Have you heard of dantien? How would you like to be more grounded and centred, even as you are walking around and going about your day? If you have meditated or practiced relaxation you will be familiar with the inner peace and calmness you experience after a session.
It is a feeling of harmony with the world. Life feels as if it flows effortlessly and carries you along. You feel connected to yourself, other people and to the universe.
Eastern philosophy and martial arts talk of a point within the body that is generally described as two or three finger widths below the belly button. If you put your attention there you can get a sense of there being something fixed but not solid. It is a sensation of grounded-ness, of stability, of potential.
I first heard of this point in 2003 when I did a one-day training in psychocalisthenics. Psychocalisthenics is an exercise routine that you can do at home with nothing but comfortable clothing. 15 minutes of 23 stretching and movement exercises combined with disciplined breathing is designed to awaken all muscle groups and increase energy flow throughout the body. Practiced regularly it offers clarity of mind, strength of spirit and body.

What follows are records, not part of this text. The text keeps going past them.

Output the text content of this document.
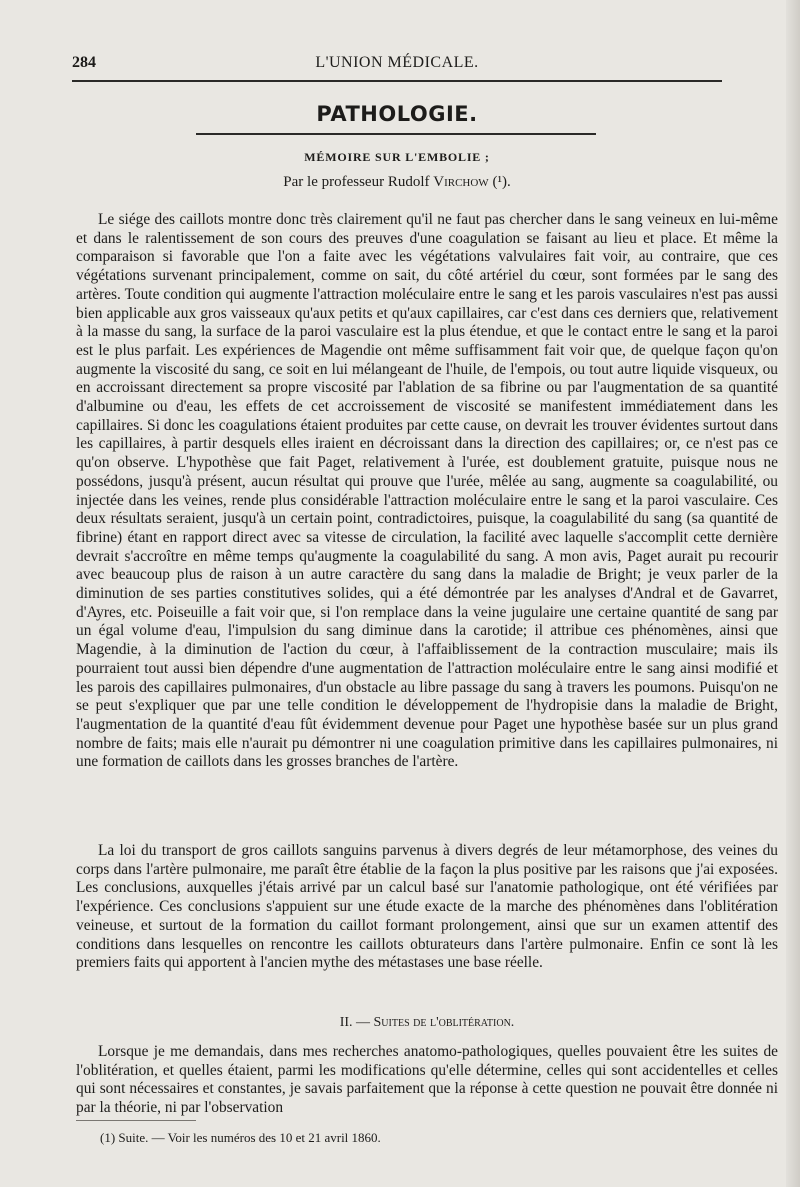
284	L'UNION MÉDICALE.
PATHOLOGIE.
MÉMOIRE SUR L'EMBOLIE ;
Par le professeur Rudolf Virchow (¹).

Le siége des caillots montre donc très clairement qu'il ne faut pas chercher dans le sang veineux en lui-même et dans le ralentissement de son cours des preuves d'une coagulation se faisant au lieu et place. Et même la comparaison si favorable que l'on a faite avec les végétations valvulaires fait voir, au contraire, que ces végétations survenant principalement, comme on sait, du côté artériel du cœur, sont formées par le sang des artères. Toute condition qui augmente l'attraction moléculaire entre le sang et les parois vasculaires n'est pas aussi bien applicable aux gros vaisseaux qu'aux petits et qu'aux capillaires, car c'est dans ces derniers que, relativement à la masse du sang, la surface de la paroi vasculaire est la plus étendue, et que le contact entre le sang et la paroi est le plus parfait. Les expériences de Magendie ont même suffisamment fait voir que, de quelque façon qu'on augmente la viscosité du sang, ce soit en lui mélangeant de l'huile, de l'empois, ou tout autre liquide visqueux, ou en accroissant directement sa propre viscosité par l'ablation de sa fibrine ou par l'augmentation de sa quantité d'albumine ou d'eau, les effets de cet accroissement de viscosité se manifestent immédiatement dans les capillaires. Si donc les coagulations étaient produites par cette cause, on devrait les trouver évidentes surtout dans les capillaires, à partir desquels elles iraient en décroissant dans la direction des capillaires; or, ce n'est pas ce qu'on observe. L'hypothèse que fait Paget, relativement à l'urée, est doublement gratuite, puisque nous ne possédons, jusqu'à présent, aucun résultat qui prouve que l'urée, mêlée au sang, augmente sa coagulabilité, ou injectée dans les veines, rende plus considérable l'attraction moléculaire entre le sang et la paroi vasculaire. Ces deux résultats seraient, jusqu'à un certain point, contradictoires, puisque, la coagulabilité du sang (sa quantité de fibrine) étant en rapport direct avec sa vitesse de circulation, la facilité avec laquelle s'accomplit cette dernière devrait s'accroître en même temps qu'augmente la coagulabilité du sang. A mon avis, Paget aurait pu recourir avec beaucoup plus de raison à un autre caractère du sang dans la maladie de Bright; je veux parler de la diminution de ses parties constitutives solides, qui a été démontrée par les analyses d'Andral et de Gavarret, d'Ayres, etc. Poiseuille a fait voir que, si l'on remplace dans la veine jugulaire une certaine quantité de sang par un égal volume d'eau, l'impulsion du sang diminue dans la carotide; il attribue ces phénomènes, ainsi que Magendie, à la diminution de l'action du cœur, à l'affaiblissement de la contraction musculaire; mais ils pourraient tout aussi bien dépendre d'une augmentation de l'attraction moléculaire entre le sang ainsi modifié et les parois des capillaires pulmonaires, d'un obstacle au libre passage du sang à travers les poumons. Puisqu'on ne se peut s'expliquer que par une telle condition le développement de l'hydropisie dans la maladie de Bright, l'augmentation de la quantité d'eau fût évidemment devenue pour Paget une hypothèse basée sur un plus grand nombre de faits; mais elle n'aurait pu démontrer ni une coagulation primitive dans les capillaires pulmonaires, ni une formation de caillots dans les grosses branches de l'artère.

La loi du transport de gros caillots sanguins parvenus à divers degrés de leur métamorphose, des veines du corps dans l'artère pulmonaire, me paraît être établie de la façon la plus positive par les raisons que j'ai exposées. Les conclusions, auxquelles j'étais arrivé par un calcul basé sur l'anatomie pathologique, ont été vérifiées par l'expérience. Ces conclusions s'appuient sur une étude exacte de la marche des phénomènes dans l'oblitération veineuse, et surtout de la formation du caillot formant prolongement, ainsi que sur un examen attentif des conditions dans lesquelles on rencontre les caillots obturateurs dans l'artère pulmonaire. Enfin ce sont là les premiers faits qui apportent à l'ancien mythe des métastases une base réelle.

II. — Suites de l'oblitération.

Lorsque je me demandais, dans mes recherches anatomo-pathologiques, quelles pouvaient être les suites de l'oblitération, et quelles étaient, parmi les modifications qu'elle détermine, celles qui sont accidentelles et celles qui sont nécessaires et constantes, je savais parfaitement que la réponse à cette question ne pouvait être donnée ni par la théorie, ni par l'observation

(1) Suite. — Voir les numéros des 10 et 21 avril 1860.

Anyway, back to the centre point. This point has various names, Dantien being one or Dan Tien or Dan Tian. You don’t have to be practicing a martial art to tap into the power and peace that comes from ‘living’ from this place.
When you place your awareness here, or you feel as if you are moving, breathing and living from there something different, new and extraordinary happens. You experience greater effortless-ness in being or doing. No matter what your task, being conscious of this point and allowing this Dantien point to be the lead will increase your awareness, relaxation, power and integrity.
Excerpts from Principles of Effortless Power by Peter Ralston page 10…
There is more to “intelligence” than that which we attribute to intellect…When we put our feeling-attention in the center region, a place located in the lower abdomen, we shift our mode of intelligence. The more our attention is fully centered, the greater the shift in our mode of consciousness. Centering is perhaps the best way to calm our thoughts and emotions. Putting attention and feeling in the center region of the body allows a shift to a state of being that is calm, nonthinking but aware, balanced, in-the-body, grounded, present and alive.